Like most American citizens, the Cressys trusted the local authorities who came to their door in November 2009. They assumed that if they were cooperative and open, able to clearly show that their children were being well-educated, CPS would quickly wrap up the investigation. Rick and Margie were unprepared for what actually happened.
“You need to be members of HSLDA,” says Rick. “This wouldn’t have gotten rolling had we been members, because when the authorities came to the door we would have dialed HSLDA and handed the phone to them at the door.”

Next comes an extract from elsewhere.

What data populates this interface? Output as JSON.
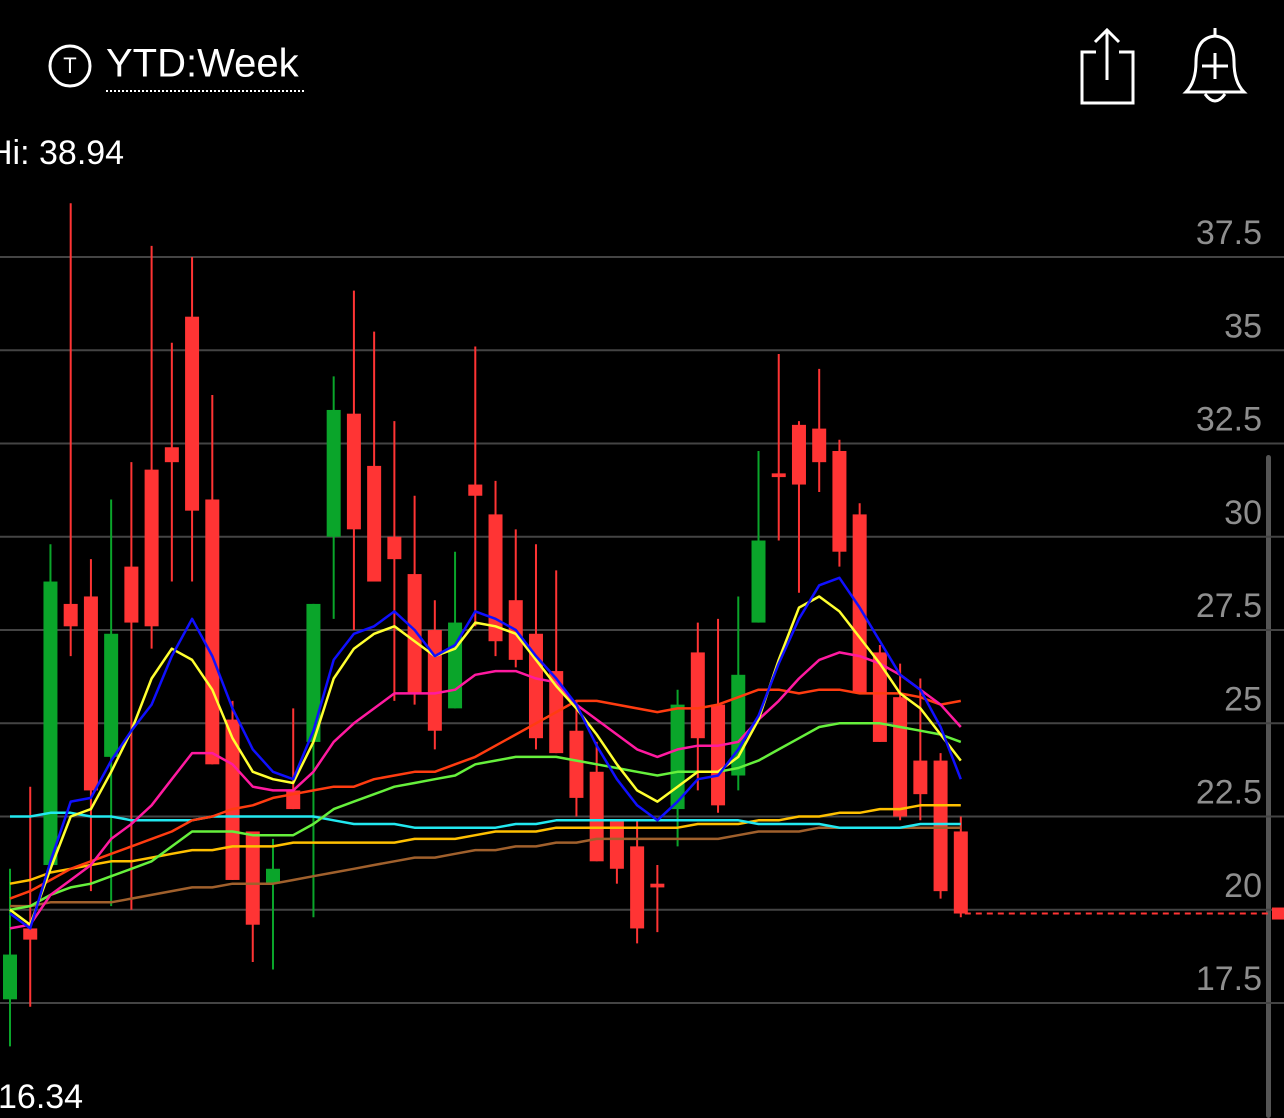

Homeschooling is still a movement—we still need each other. We need to be in community, to stand together, because while general acceptance of homeschooling is high, it is not universal. As the Cressys discovered, it’s through staying connected with support groups and state organizations that we can be informed and strengthened when challenges come our way.
Another lesson is that, like it or not, homeschooling is a highly regulated activity for many families. It is each family’s responsibility to know what regulations affect them and to abide by those regulations to the best of their ability and as far as their consciences allow. Together, we can work to improve the law.
Finally, while no one likes to think so, sometimes homeschoolers find themselves in need of a lawyer. By standing with us, HSLDA members make it possible for our attorneys to help good homeschooling families like the Cressys in their time of need.